Strong Winter Storm for the Sierra and a Mix of Rain and Snow for the Valleys of Western Nevada

By: Robert Sandberg/Carson City Weather

Synopsis: It’s been quite a while since there was anything real interesting to discuss weather wise for the area. Today was the last day of mild spring like temperatures we will see for the next week to 10 days. Winds have become rather gusty this afternoon with southwest winds of 15-30 mph with some gust to 40 in many areas. A drastic change in the weather will occur tonight and into Saturday ahead of a strong cold front expected to move into the area by Saturday afternoon. This storm system has the potential to be the strongest storm of the season as the front is expected to stall out over the Lake Tahoe area Saturday night into Sunday. Heavy mountain snow and valley rain/snow mix are likely Saturday afternoon through at least Monday, with additional snow expected Monday night into at least early Wednesday.

The big picture:   The latest GOES West satellite image this afternoon showing a rather compact storm system dropping down along the Pacific Northwest coast. The latest GFS current 18Z 250mb analysis also shows this system developing in the upper levels as a positive tilt trough is beginning to dig down from Canada into the western US as omega blocking ridge in the Gulf of Alaska has become more amplified and retrogrades slightly to the west. A rather strong jet of 130-150 knot winds over the Arctic Circle into western Canada are driving the low south. As the front approaches the area winds will continue to increase due to increasing thermal and pressure gradients. We will likely see winds top out in the 20-30 mph range with some gusts to 50-60 mph in the wind prone areas of western NV. For the Sierra, ridgetops will likely see some gusts in the 90-100 mph range through Saturday night.



Precipitation forecast: Without further delay, let’s get to the part of the forecast that most are interested in, which is precipitation. The latest runs of the operational dynamic models shown below (ECWMF, GFS, GEFS, ICON, CMC) continue to be in decent agreement on a general bullseye of precipitation over the central Sierra, with the Lake Tahoe area in the general brunt for this storm. In general, the Sierra crest will see what is likely the biggest storm of the season, which isn’t saying much after our dismal water year so far. At this time, total QPF amounts look to average in the range of 4-6 inches, which will bring several feet of snow to the highest elevations of the Sierra. In fact, it would not be out of the realm to see some snow totals in the range of 6 feet over the next 5-day period. Areas in the Lake Tahoe basin will likely see amounts of 1-2 feet over the period.

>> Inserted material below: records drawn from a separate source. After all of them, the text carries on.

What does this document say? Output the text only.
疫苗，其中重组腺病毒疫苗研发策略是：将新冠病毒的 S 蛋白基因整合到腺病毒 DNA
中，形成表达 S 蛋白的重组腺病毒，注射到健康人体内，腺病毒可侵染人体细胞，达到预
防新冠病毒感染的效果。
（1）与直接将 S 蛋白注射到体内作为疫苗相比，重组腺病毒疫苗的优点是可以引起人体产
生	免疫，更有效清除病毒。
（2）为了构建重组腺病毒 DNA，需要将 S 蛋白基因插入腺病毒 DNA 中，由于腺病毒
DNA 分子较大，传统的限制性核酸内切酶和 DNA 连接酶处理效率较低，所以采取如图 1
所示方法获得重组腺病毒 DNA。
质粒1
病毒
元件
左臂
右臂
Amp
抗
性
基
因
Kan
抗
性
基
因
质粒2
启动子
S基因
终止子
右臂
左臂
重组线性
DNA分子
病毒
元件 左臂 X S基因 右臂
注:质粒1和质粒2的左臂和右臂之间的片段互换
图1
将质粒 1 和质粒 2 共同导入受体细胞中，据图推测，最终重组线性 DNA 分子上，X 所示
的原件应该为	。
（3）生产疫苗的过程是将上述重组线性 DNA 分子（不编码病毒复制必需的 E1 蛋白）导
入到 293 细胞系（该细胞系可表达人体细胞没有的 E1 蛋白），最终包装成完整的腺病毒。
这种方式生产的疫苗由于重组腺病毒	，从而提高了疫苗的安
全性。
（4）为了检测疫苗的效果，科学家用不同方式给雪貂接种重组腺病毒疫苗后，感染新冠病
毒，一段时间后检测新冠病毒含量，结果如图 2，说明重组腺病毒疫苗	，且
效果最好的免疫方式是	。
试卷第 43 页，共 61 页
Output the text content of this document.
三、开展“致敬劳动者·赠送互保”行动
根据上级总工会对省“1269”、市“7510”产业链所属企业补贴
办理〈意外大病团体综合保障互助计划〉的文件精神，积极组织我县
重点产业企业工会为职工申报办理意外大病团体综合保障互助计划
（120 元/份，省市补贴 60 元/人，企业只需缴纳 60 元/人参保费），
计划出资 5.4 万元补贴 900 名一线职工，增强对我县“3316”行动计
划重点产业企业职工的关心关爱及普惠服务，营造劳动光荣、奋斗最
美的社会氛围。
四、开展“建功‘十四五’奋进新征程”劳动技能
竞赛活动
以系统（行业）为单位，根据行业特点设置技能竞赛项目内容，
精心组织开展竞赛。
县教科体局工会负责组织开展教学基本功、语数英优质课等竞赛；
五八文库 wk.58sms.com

For those interested in precipitation amounts for western NV valleys, the latest NBM and MOS continue to show significant amounts of precipitation for the Reno/Carson City areas. In fact, the latest 20Z NBM guidance continues to put out QPF totals of around 2 inches for KRNO and KCXP respectively through 12Z Wednesday. The SREF, which only goes through 06Z Wednesday for KRNO only has a total of around .75 inches by that time, so there’s significant disagreements on total precipitation for the Reno area most likely due to shadowing. As for snowfall amounts, the SREF shows up to 5 inches in the Reno area during the 5-day period. Much of this is due to the lower QPF and snow levels will remain at times above the valley floor, so rain will likely fall during the daytime hours. For the Carson City area, snow levels will be even more problematic as the slightly higher elevation may yield higher snow totals during this event. If there is enough cold air entrained in the system, snowfall amounts could be significantly higher as they will just above the valley floors of western NV.   Amounts will likely be fine-tuned over the next day or so for the valley areas.


A look ahead: The overall upper level pattern and teleconnections continue to show that that active pattern will continue through the next two weeks, details in any forecasts remain very uncertain. What does look like the main outcome will be an additional low dropping south along the west coast later next week or into the weekend. Unsettled weather will likely continue though the period, but there doesn’t appear to be any major storms on the horizon after the main system passes through over the next several days. At least at this point there will be some mitigation in the very dry conditions we have experienced over that last two months.